Silver Isn't a Real Color

Fantasy: Part Four

Two or three hours later, River awoke next to Victoria’s impeccable and voluptuous shape. He slid his fingertips lightly across the surface of her skin, just barely feeling the peach fuzz that covered her body. “Sixteen,” he whispered to himself. Her body was flawless for she possessed an hourglass figure with facial features that of a super model. There was a small mole to the left of her left eye that added uniqueness to her beauty. Half of her head was almost inside the pillow of goose feathers while the exposed half was covered in messy, red hair. The white sheets reflected from the moon onto her skin giving it a metallic color. Silver again. Light freckles dotted her back and she groaned in her sleep.
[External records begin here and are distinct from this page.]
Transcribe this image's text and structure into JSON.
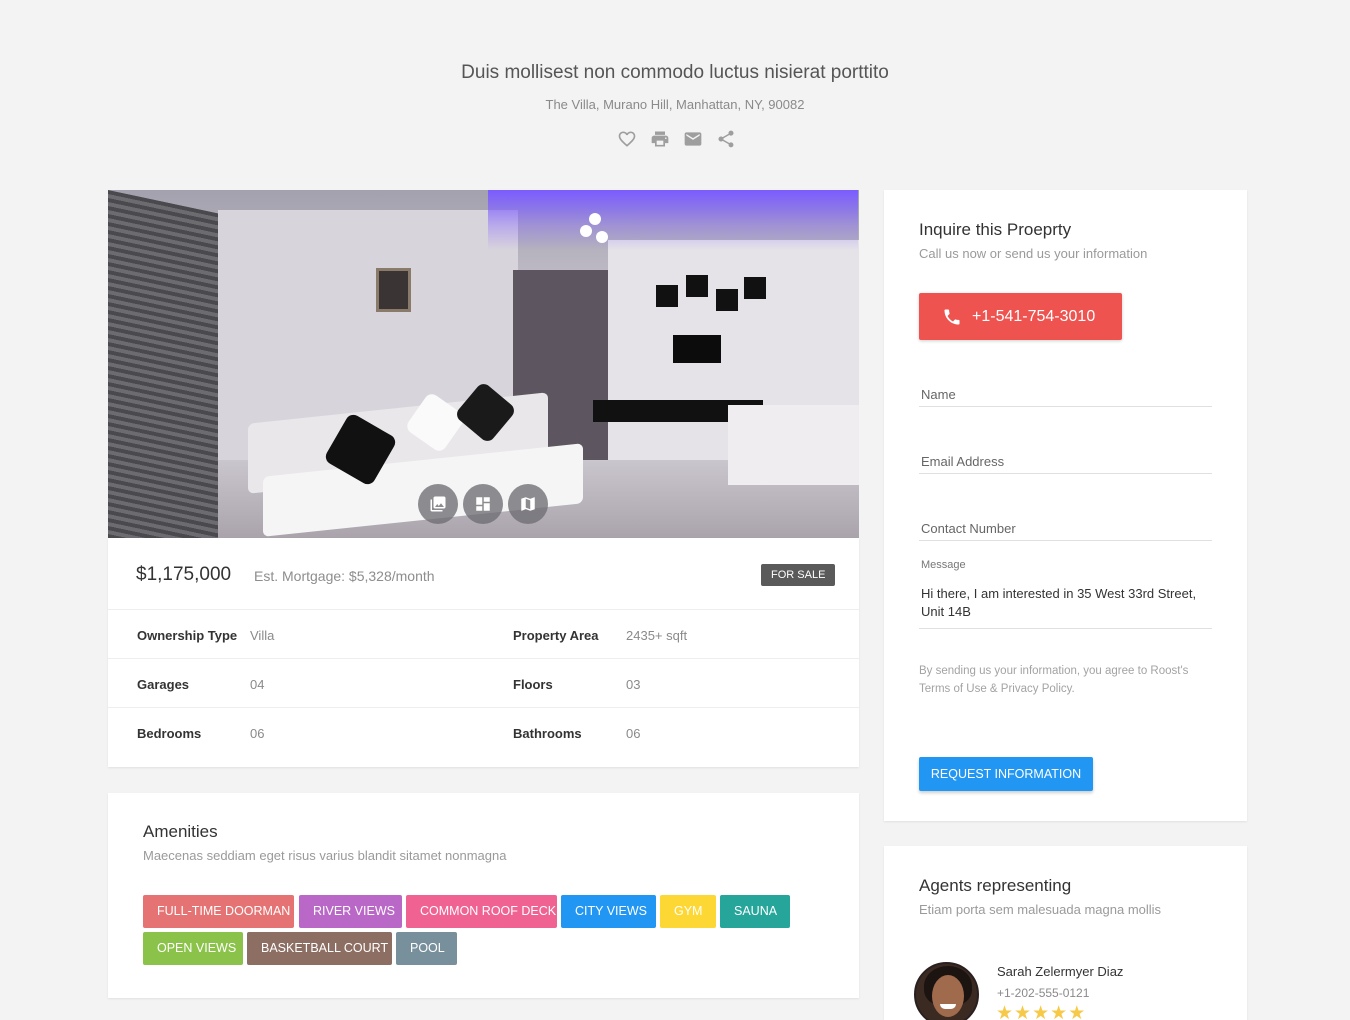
{
  "header": {
    "title": "Duis mollisest non commodo luctus nisierat porttito",
    "address": "The Villa, Murano Hill, Manhattan, NY, 90082",
    "actions": [
      "heart-icon",
      "print-icon",
      "mail-icon",
      "share-icon"
    ]
  },
  "gallery": {
    "controls": [
      "photo-library-icon",
      "dashboard-icon",
      "map-icon"
    ]
  },
  "listing": {
    "price": "$1,175,000",
    "mortgage": "Est. Mortgage: $5,328/month",
    "status": "FOR SALE",
    "properties": [
      {
        "label": "Ownership Type",
        "value": "Villa",
        "label2": "Property Area",
        "value2": "2435+ sqft"
      },
      {
        "label": "Garages",
        "value": "04",
        "label2": "Floors",
        "value2": "03"
      },
      {
        "label": "Bedrooms",
        "value": "06",
        "label2": "Bathrooms",
        "value2": "06"
      }
    ]
  },
  "amenities": {
    "title": "Amenities",
    "subtitle": "Maecenas seddiam eget risus varius blandit sitamet nonmagna",
    "tags": [
      {
        "label": "FULL-TIME DOORMAN",
        "color": "#e57373"
      },
      {
        "label": "RIVER VIEWS",
        "color": "#ba68c8"
      },
      {
        "label": "COMMON ROOF DECK",
        "color": "#f06292"
      },
      {
        "label": "CITY VIEWS",
        "color": "#2196f3"
      },
      {
        "label": "GYM",
        "color": "#fdd835"
      },
      {
        "label": "SAUNA",
        "color": "#26a69a"
      },
      {
        "label": "OPEN VIEWS",
        "color": "#8bc34a"
      },
      {
        "label": "BASKETBALL COURT",
        "color": "#8d6e63"
      },
      {
        "label": "POOL",
        "color": "#78909c"
      }
    ]
  },
  "inquire": {
    "title": "Inquire this Proeprty",
    "subtitle": "Call us now or send us your information",
    "phone": "+1-541-754-3010",
    "name_placeholder": "Name",
    "email_placeholder": "Email Address",
    "contact_placeholder": "Contact Number",
    "message_label": "Message",
    "message_text": "Hi there, I am interested in 35 West 33rd Street, Unit 14B",
    "terms": "By sending us your information, you agree to Roost's Terms of Use & Privacy Policy.",
    "submit_label": "REQUEST INFORMATION",
    "accent_color": "#ef5350",
    "button_color": "#2196f3"
  },
  "agents": {
    "title": "Agents representing",
    "subtitle": "Etiam porta sem malesuada magna mollis",
    "list": [
      {
        "name": "Sarah Zelermyer Diaz",
        "phone": "+1-202-555-0121",
        "rating": 5
      }
    ]
  }
}
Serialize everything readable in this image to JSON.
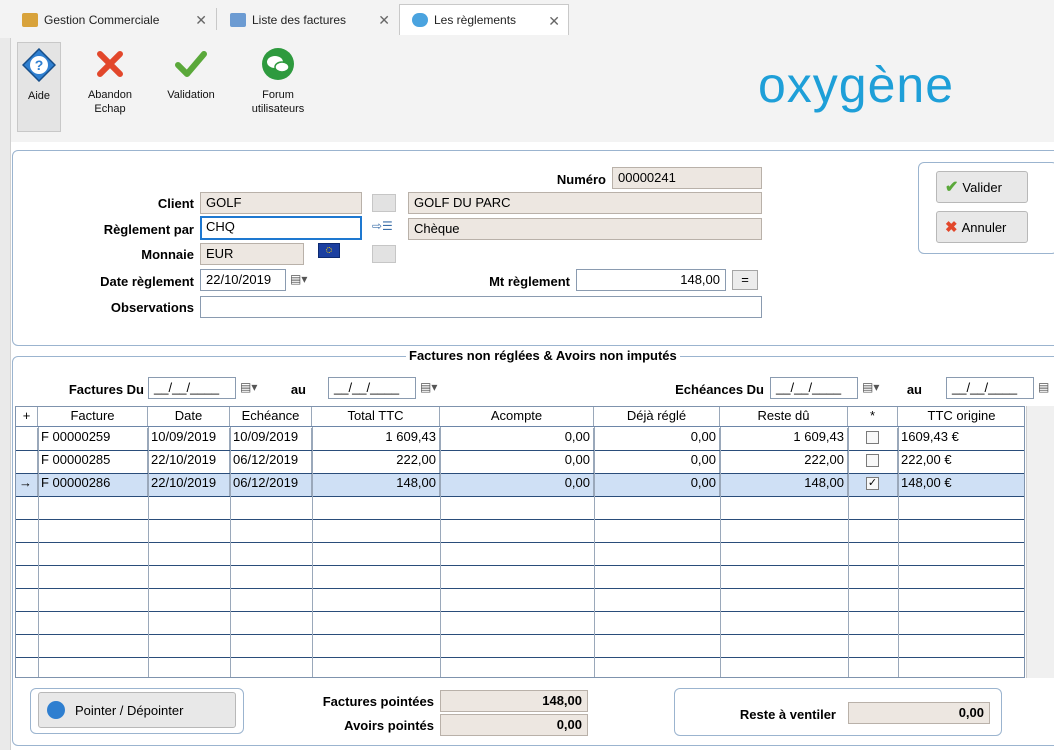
{
  "tabs": [
    {
      "label": "Gestion Commerciale"
    },
    {
      "label": "Liste des factures"
    },
    {
      "label": "Les règlements"
    }
  ],
  "toolbar": {
    "aide": "Aide",
    "abandon_l1": "Abandon",
    "abandon_l2": "Echap",
    "validation": "Validation",
    "forum_l1": "Forum",
    "forum_l2": "utilisateurs"
  },
  "logo": "oxygène",
  "colors": {
    "accent": "#1e9fd8",
    "selected_row": "#cfe0f5",
    "field_bg": "#ede7e1"
  },
  "form": {
    "numero_label": "Numéro",
    "numero_value": "00000241",
    "client_label": "Client",
    "client_code": "GOLF",
    "client_name": "GOLF DU PARC",
    "reglement_label": "Règlement par",
    "reglement_code": "CHQ",
    "reglement_name": "Chèque",
    "monnaie_label": "Monnaie",
    "monnaie_value": "EUR",
    "date_label": "Date règlement",
    "date_value": "22/10/2019",
    "mt_label": "Mt règlement",
    "mt_value": "148,00",
    "eq_label": "=",
    "observations_label": "Observations",
    "observations_value": ""
  },
  "actions": {
    "valider": "Valider",
    "annuler": "Annuler"
  },
  "factures": {
    "title": "Factures non réglées & Avoirs non imputés",
    "du_label": "Factures Du",
    "du_value": "__/__/____",
    "au_label": "au",
    "au_value": "__/__/____",
    "ech_label": "Echéances Du",
    "ech_value": "__/__/____",
    "ech_au_label": "au",
    "ech_au_value": "__/__/____",
    "headers": [
      "+",
      "Facture",
      "Date",
      "Echéance",
      "Total TTC",
      "Acompte",
      "Déjà réglé",
      "Reste dû",
      "*",
      "TTC origine"
    ],
    "rows": [
      {
        "marker": "",
        "facture": "F 00000259",
        "date": "10/09/2019",
        "echeance": "10/09/2019",
        "total": "1 609,43",
        "acompte": "0,00",
        "deja": "0,00",
        "reste": "1 609,43",
        "checked": "",
        "origine": "1609,43 €"
      },
      {
        "marker": "",
        "facture": "F 00000285",
        "date": "22/10/2019",
        "echeance": "06/12/2019",
        "total": "222,00",
        "acompte": "0,00",
        "deja": "0,00",
        "reste": "222,00",
        "checked": "",
        "origine": "222,00 €"
      },
      {
        "marker": "→",
        "facture": "F 00000286",
        "date": "22/10/2019",
        "echeance": "06/12/2019",
        "total": "148,00",
        "acompte": "0,00",
        "deja": "0,00",
        "reste": "148,00",
        "checked": "✓",
        "origine": "148,00 €"
      }
    ]
  },
  "footer": {
    "pointer_label": "Pointer / Dépointer",
    "factures_pointees_label": "Factures pointées",
    "factures_pointees_value": "148,00",
    "avoirs_pointes_label": "Avoirs pointés",
    "avoirs_pointes_value": "0,00",
    "reste_label": "Reste à ventiler",
    "reste_value": "0,00"
  }
}
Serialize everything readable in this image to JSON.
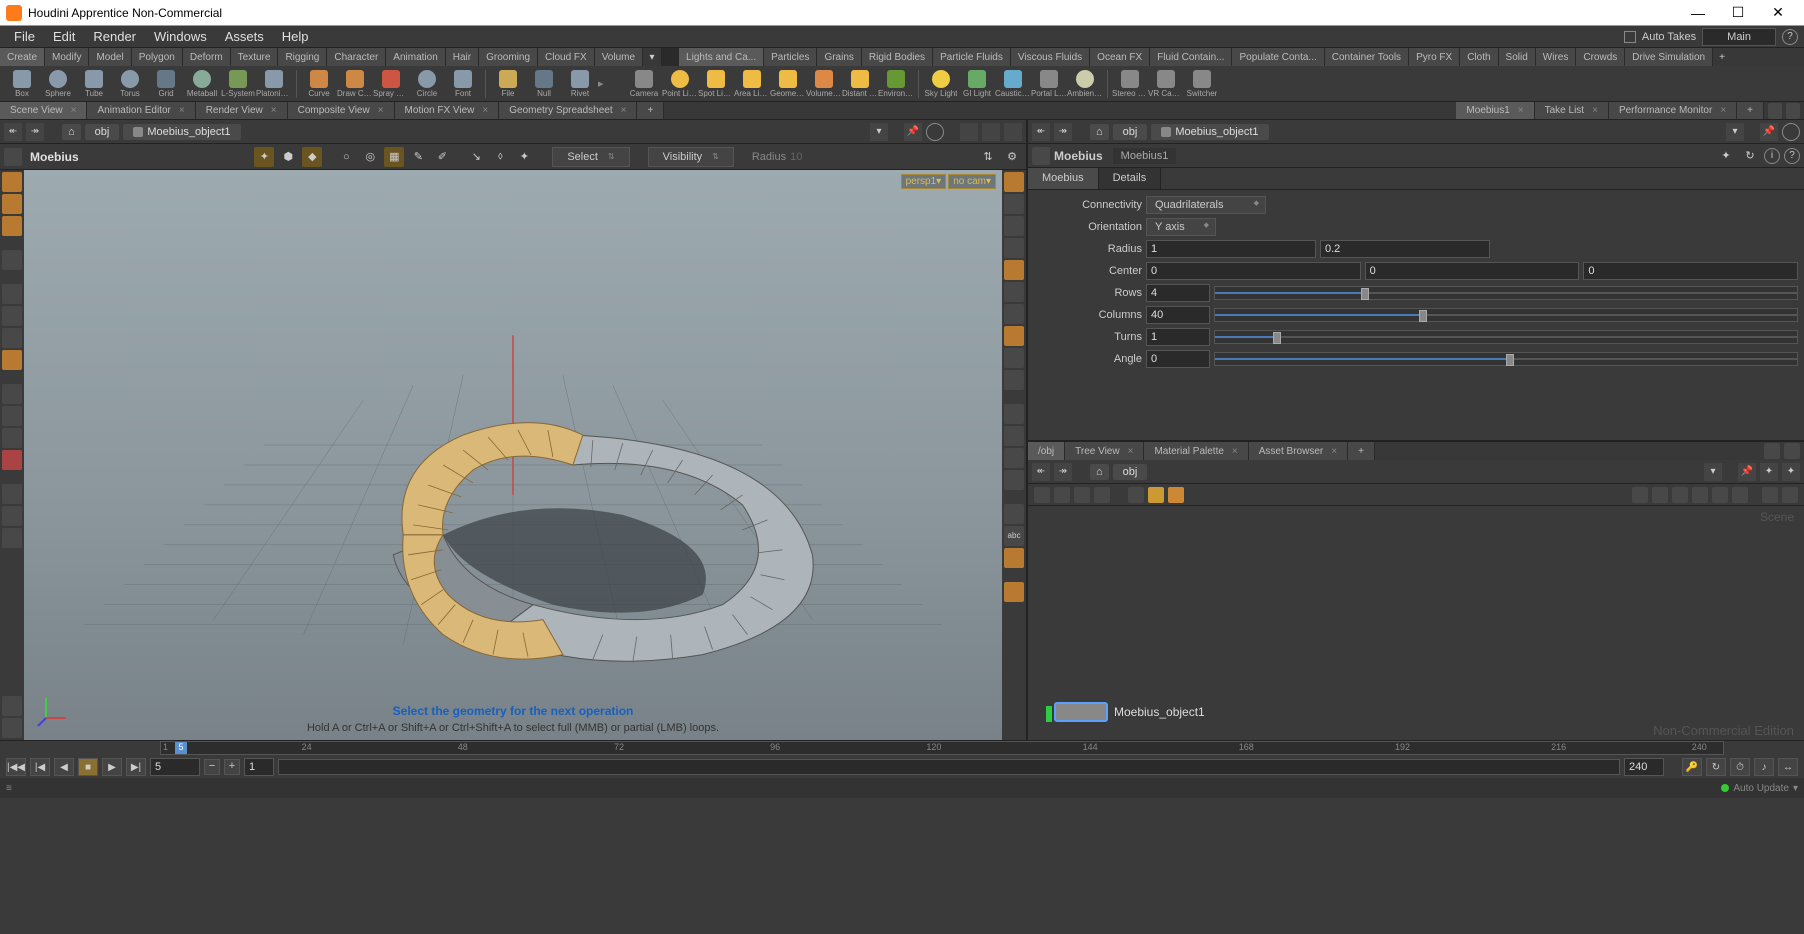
{
  "title": "Houdini Apprentice Non-Commercial",
  "menu": [
    "File",
    "Edit",
    "Render",
    "Windows",
    "Assets",
    "Help"
  ],
  "takes_label": "Auto Takes",
  "main_label": "Main",
  "shelf_tab_sets": {
    "left": [
      "Create",
      "Modify",
      "Model",
      "Polygon",
      "Deform",
      "Texture",
      "Rigging",
      "Character",
      "Animation",
      "Hair",
      "Grooming",
      "Cloud FX",
      "Volume"
    ],
    "right": [
      "Lights and Ca...",
      "Particles",
      "Grains",
      "Rigid Bodies",
      "Particle Fluids",
      "Viscous Fluids",
      "Ocean FX",
      "Fluid Contain...",
      "Populate Conta...",
      "Container Tools",
      "Pyro FX",
      "Cloth",
      "Solid",
      "Wires",
      "Crowds",
      "Drive Simulation"
    ]
  },
  "shelf_tools": {
    "left": [
      "Box",
      "Sphere",
      "Tube",
      "Torus",
      "Grid",
      "Metaball",
      "L-System",
      "Platonic Sol...",
      "Curve",
      "Draw Curve",
      "Spray Paint",
      "Circle",
      "Font",
      "File",
      "Null",
      "Rivet"
    ],
    "right": [
      "Camera",
      "Point Light",
      "Spot Light",
      "Area Light",
      "Geometry L...",
      "Volume Light",
      "Distant Light",
      "Environmen...",
      "Sky Light",
      "GI Light",
      "Caustic Light",
      "Portal Light",
      "Ambient Lig...",
      "Stereo Came...",
      "VR Camera",
      "Switcher"
    ]
  },
  "desktop_tabs": {
    "left": [
      "Scene View",
      "Animation Editor",
      "Render View",
      "Composite View",
      "Motion FX View",
      "Geometry Spreadsheet"
    ],
    "right": [
      "Moebius1",
      "Take List",
      "Performance Monitor"
    ]
  },
  "path": {
    "root": "obj",
    "node": "Moebius_object1"
  },
  "op": {
    "name": "Moebius",
    "select_label": "Select",
    "vis_label": "Visibility",
    "radius_label": "Radius",
    "radius_val": "10"
  },
  "viewport": {
    "camera": "persp1▾",
    "nocam": "no cam▾",
    "hint1": "Select the geometry for the next operation",
    "hint2": "Hold A or Ctrl+A or Shift+A or Ctrl+Shift+A to select full (MMB) or partial (LMB) loops."
  },
  "parm": {
    "header": "Moebius",
    "node": "Moebius1",
    "tabs": [
      "Moebius",
      "Details"
    ],
    "connectivity_label": "Connectivity",
    "connectivity": "Quadrilaterals",
    "orientation_label": "Orientation",
    "orientation": "Y axis",
    "radius_label": "Radius",
    "radius": [
      "1",
      "0.2"
    ],
    "center_label": "Center",
    "center": [
      "0",
      "0",
      "0"
    ],
    "rows_label": "Rows",
    "rows": "4",
    "columns_label": "Columns",
    "columns": "40",
    "turns_label": "Turns",
    "turns": "1",
    "angle_label": "Angle",
    "angle": "0"
  },
  "net": {
    "tabs": [
      "/obj",
      "Tree View",
      "Material Palette",
      "Asset Browser"
    ],
    "path": "obj",
    "node_label": "Moebius_object1",
    "watermark": "Non-Commercial Edition",
    "scene": "Scene"
  },
  "timeline": {
    "start": "1",
    "end": "240",
    "current": "5",
    "step": "1",
    "ticks": [
      "24",
      "48",
      "72",
      "96",
      "120",
      "144",
      "168",
      "192",
      "216",
      "240"
    ]
  },
  "status": {
    "update": "Auto Update"
  }
}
He sweetly ran his hand deep into her hair and recited, “No one ever keeps a secret so well as a child.” He grabbed a lock of her hair and kissed it softly and tenderly.

Quietly, oh so quietly, he got up to get dressed for work. He quickly threw on whatever clothes lay sprawled, almost decoratively, on the floor. Before he left, he gave her one last kiss on the forehead and said to himself as he left, “My perfect Queen Victoria.”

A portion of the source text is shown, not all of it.